Get a copy of the Github repository

git clone https://github.com/criann/datalab-normandie-demos-saagie.git
cd datalab-normandie-demos-saagie/usecases/titanic

Upload the dataset in the group's S3 bucket

  1. Connect to the S3 datalake web console : https://s3-console.atelier.datalab-normandie.fr with your login and password
  2. Go to the Buckets section
  3. then click on the Browse button of your group bucket group-xxxx
  4. Click on the New path button and fill in titanic.
  5. once in the titanic path, click on Upload Files then Upload folder.
  6. select the data folder of your copy of the Github repository and validate
  7. the data folder has been imported in the titanic folder of your group bucket

Create a Service Account

  1. Create a Service Account for the project
    • Go to Identity / Service Account
    • Click Create Service Account button
    • Validate the form with the default values
    • Click on Download to download a file containing a reminder of the Access Key and Secret Key tokens generated

Define environment variables at the project level

  1. Connect to the data processing tool with your login and password: https://dln-p1.atelier.datalab-normandie.fr
  2. Go to the project and then to the Environment variables section
  3. Define variables to keep the values for the Access Key and Secret Key from the previous step
    • Click New variable button
    • Define the values of the fields
    • Click Save button
Variable name Description is password value
DATALAKE_ACCESS_KEY Access key for S3 datalake access value of Access Key from previous step
DATALAKE_SECRET_KEY Secret key for access to the S3 datalake value of Secret Key from the previous step

Variables are defined at the global level and projects and their jobs automatically inherit them.

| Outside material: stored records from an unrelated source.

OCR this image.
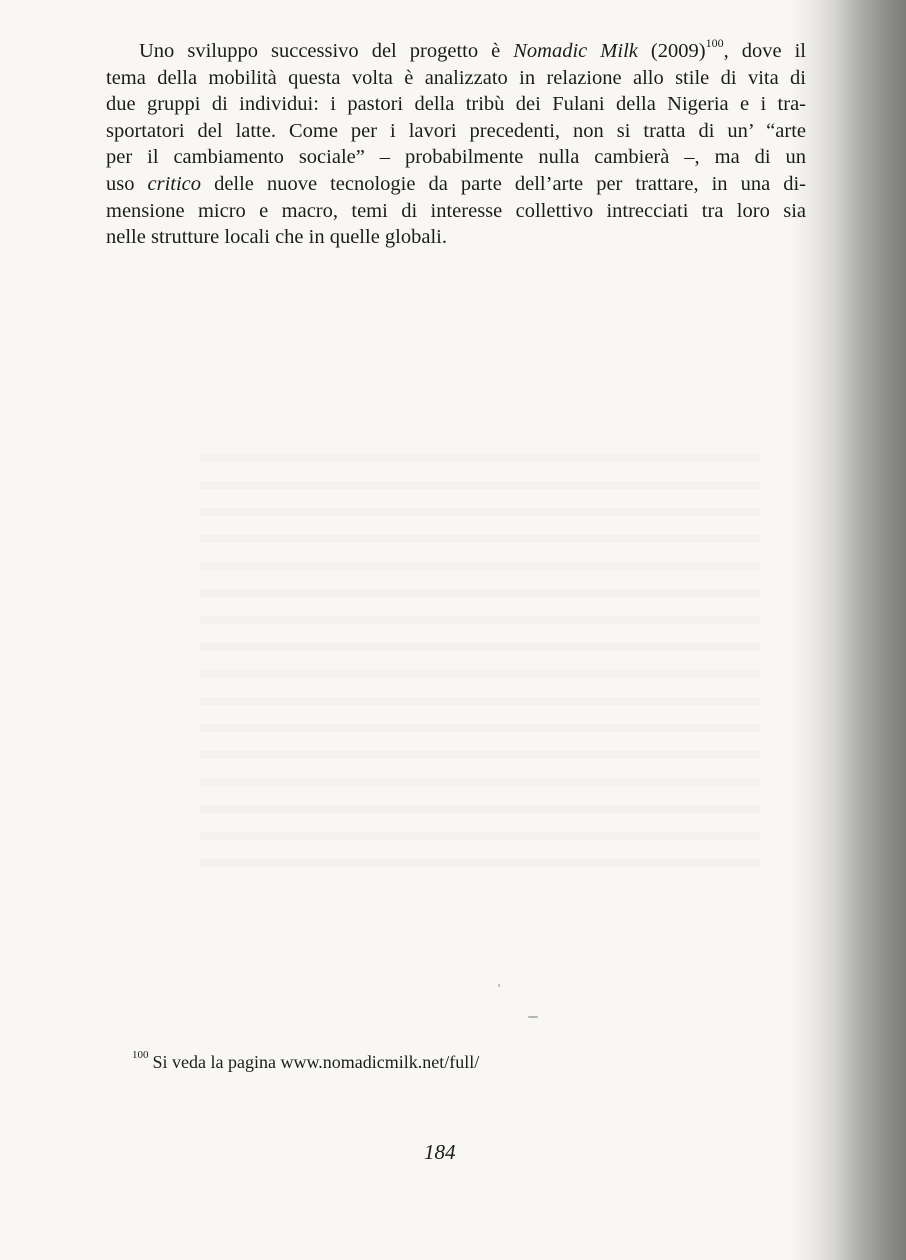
Uno sviluppo successivo del progetto è Nomadic Milk $(2009)^{100}$, dove il
tema della mobilità questa volta è analizzato in relazione allo stile di vita di
due gruppi di individui: i pastori della tribù dei Fulani della Nigeria e i tra-
sportatori del latte. Come per i lavori precedenti, non si tratta di un’ “arte
per il cambiamento sociale” – probabilmente nulla cambierà –, ma di un
uso critico delle nuove tecnologie da parte dell’arte per trattare, in una di-
mensione micro e macro, temi di interesse collettivo intrecciati tra loro sia
nelle strutture locali che in quelle globali.

$^{100}$ Si veda la pagina www.nomadicmilk.net/full/
184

Variable name Description is password value
DATALAKE_HOST Access key for S3 datalake access s3.atelier.datalab-normandie.fr
DATALAKE_SCHEME HTTP Scheme of the complete URL https
DATALAKE_URL Complete API access URL (https://...) https://s3.atelier.datalab-normandie.fr

Create an archive containing the processing script

The archive that will be used by the job should contain 2 elements:

  • a file requirements.txt which will be automatically used when the job is launched
  • a file __main__.py which is the script to launch the processing to be done
# from the usecases/titanic folder
cd with_datalake_s3
cp titanic_pandas.py __main__.py
zip archive.zip requirements.txt __main__.py

!!! warning "Be careful when creating the .zip file". When you create the archive, make sure that both files are in the root of the archive.
When you unzip the archive, you must have the files directly and not a sub-folder containing the files.

Create a Python job

  1. Connect to the data processing tool with your login and password: https://dln-p1.atelier.datalab-normandie.fr
  2. Go to the project and then the Jobs section
  3. Click on the New job button
  4. Define a job name (for example titanic_s3)
  5. Select Extraction / Python.
  6. Select the desired python version (default is 3.9)
  7. Select the archive created in the previous step as Package.
  8. Fill in the following Command line:

    1
    python {file}
    
  9. Validate

Launch the job

  1. go to the job titanic_s3 created in the previous step from the job list
  2. Click on the Run button to run the job in the state of configuration of the job (the version): this creates an instance of the job for the last selected version
  3. You can launch a refresh of the page via the symbol at the top right
    • the status of the instance goes through the following list of states: Requested, Queued, Running, Failed, Killing, Killed, Succeeded and Unknown.
    • The goal is to reach a Succeeded status
  4. Go to the section Job instances : you will find the information (status, dates, job version, logs) about the job instances
    • The logs can be downloaded with the Download button and can be consulted directly

Usecase 1b: selective extraction by S3 SELECT

  • Objective: retrieve the number of surviving passengers of the Titanic who embarked at Cherbourg
  • Technique: S3 SELECT
  • Tools used : lib python boto3

Steps:

  • Repeat the first steps of usecase 1
  • Go to the s3_select folder
  • Create the job archive
  • Create a python job

Go to the S3 SELECT folder

# from the usercases/titanic folder on your computer
cd s3_select

Create the job archive

zip archive.zip requirements.txt __main__.py

Create a Python job for the usecase 1b

  1. Login to the data processing tool with your login and password: https://dln-p1.atelier.datalab-normandie.fr
  2. Go to the project and then the Jobs section
  3. Click on the New job button
  4. Define a job name (for example titanic_s3_select)
  5. Select Extraction / Python.
  6. Select the desired python version (default is 3.9)
  7. Select the archive created in the previous step as Package.
  8. Fill in the following Command line:

    1
    python {file}
    
  9. Validate

Launch the titanic_s3_select job

  1. go to the job titanic_s3 created in the previous step from the job list
  2. Click on the Run button to run the job in the state of configuration of the job (the version): this creates an instance of the job for the last selected version
  3. You can launch a refresh of the page via the symbol at the top right
    • the status of the instance goes through the following list of states: Requested, Queued, Running, Failed, Killing, Killed, Succeeded and Unknown.
    • The goal is to reach a Succeeded status
  4. Go to the section Job instances : you will find the information (status, dates, job version, logs) about the job instances
    • The logs can be downloaded with the Download button and can be consulted directly

Last update: April 5, 2022 18:30:41